One source told the Standard: “We are going at the pace of the slowest rather than the fastest project. The elephant in the room is the cost. The ‘reset’ is a bid for more money. £3.7bn isn’t going to be enough because of Carillion.”

Whipps Cross was originally one of six hospitals to be built with £2.8bn of cash. Then the programme was widened to 40 and then 48 schemes, including the hospitals blighted by the collapse of Carillion in 2018.

Whipps Cross is now unlikely to be finished before 2027 at the earliest – a year later than the initial 2026 opening date.

Ageing disgracefully: one of many ageing buildings currently on the Whipps Cross site (Ross Lydall)

Up to 100 patients had to be evacuated in darkness in the middle of the night last July when flooding across London resulted in a power cut in some of the hospital’s newer buildings.

The campaign in support of Whipps Cross has attracted high-level cross-party support, including former Tory leader Sir Iain Duncan Smith and Labour shadow health secretary Wes Streeting, whose constituents both rely on the hospital.

A petition with more than 11,000 signatures was handed in to the Treasury last month.

There is said to be a “degree of frustration” around the new hospitals programme and concerns that the Government’s “levelling up” agenda is punishing London.

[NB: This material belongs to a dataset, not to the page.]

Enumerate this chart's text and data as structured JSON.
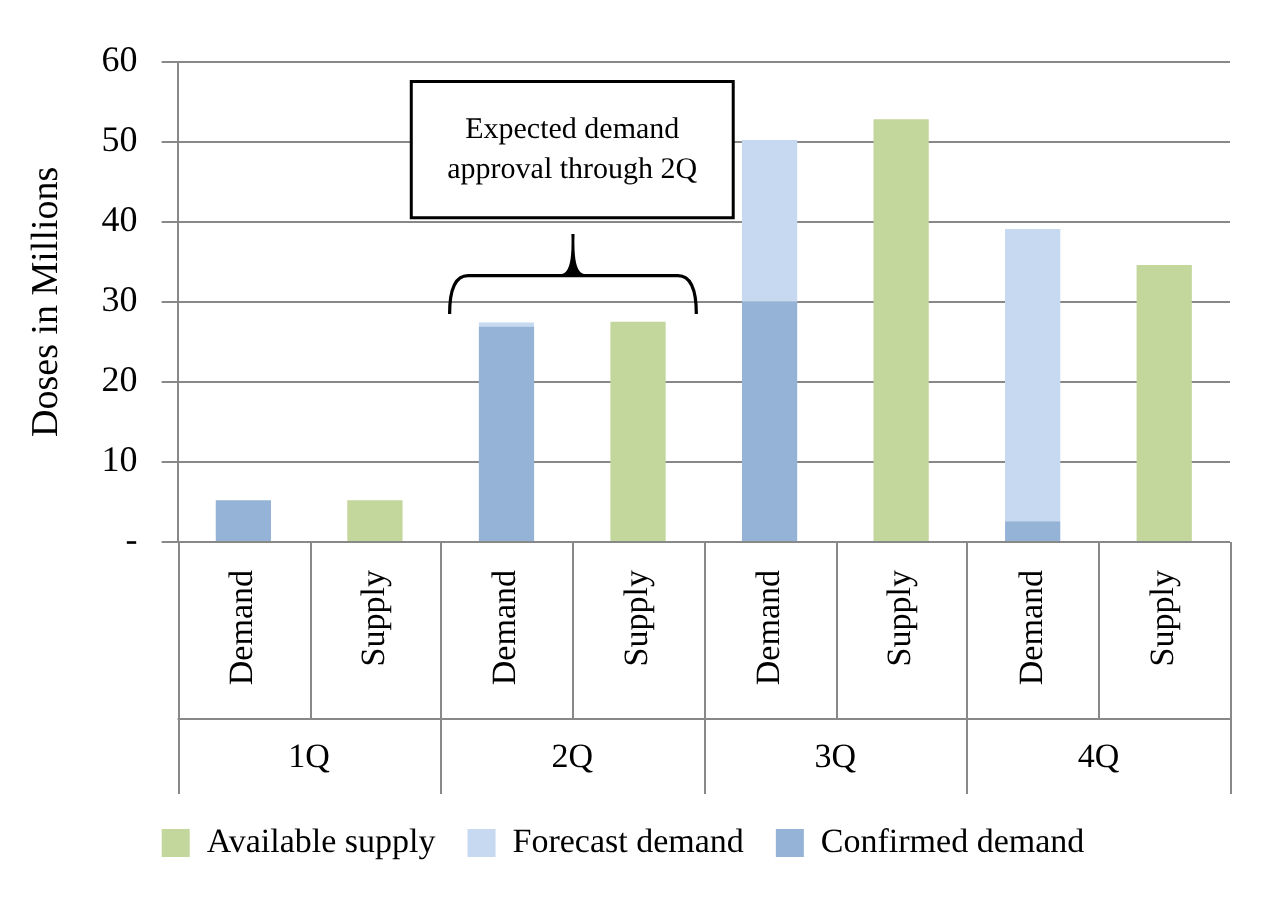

Up to 1,500 homes are due to be built on the sprawling Whipps Cross site once services in outlying buildings are brought into the new hospital, but income from selling or leasing land to developers is not factored into the Treasury’s decision on whether to fund the new hospital.

Alastair Finney, redevelopment director at Whipps Cross, said: “We are ready. We have a fantastic design and we feel we are in a good position.”

Epsom and St Helier NHS trust wants to open a specialist emergency care hospital on a new site in Sutton.

A spokeswoman said: “We have submitted our outline business case to the national new hospitals programme for feedback and are waiting for confirmation of next steps. Once this has happened, we will be able to reaffirm our programme delivery timelines.”

Hillingdon hospital, which serves Boris Johnson’s Uxbridge and South Ruislip constituency, has long been in a dire state of repair. Its rebuild plans have not been formally submitted but are “continuing well”.

A spokeswoman said: “We can’t confirm exact dates yet but we’re currently working on a timeline of three years to build the new hospital starting in 2023-24.”

The relocation of Moorfields Eye Hospital to St Pancras, under its Oriel initiative, is also in a priority category. It is due to open in 2026.

The eight priority schemes also include a new site for Princess Alexandra hospital in Harlow and the rebuilding of Watford General hospital.

Proposals for St Mary’s, Charing Cross and Hammersmith hospitals are on the second tier schedule.

A Department of Health spokesman said: “We are fully committed to delivering the biggest hospital building programme in a generation – 48 hospitals in total by 2030 – which is backed by an initial £3.7 billion and will provide state-of-the-art facilities and world-class healthcare provision for patients and staff.

“By taking a more centralised approach to building the hospitals and sharing experience and learnings, we will deliver efficiencies and maximise quality, reduce the overall time taken to build the hospitals, and provide better value for money for the taxpayer.

“We are continuing to work very closely with all trusts in the programme – including Whipps Cross, Epsom & St Helier, and Hillingdon – to develop their plans.”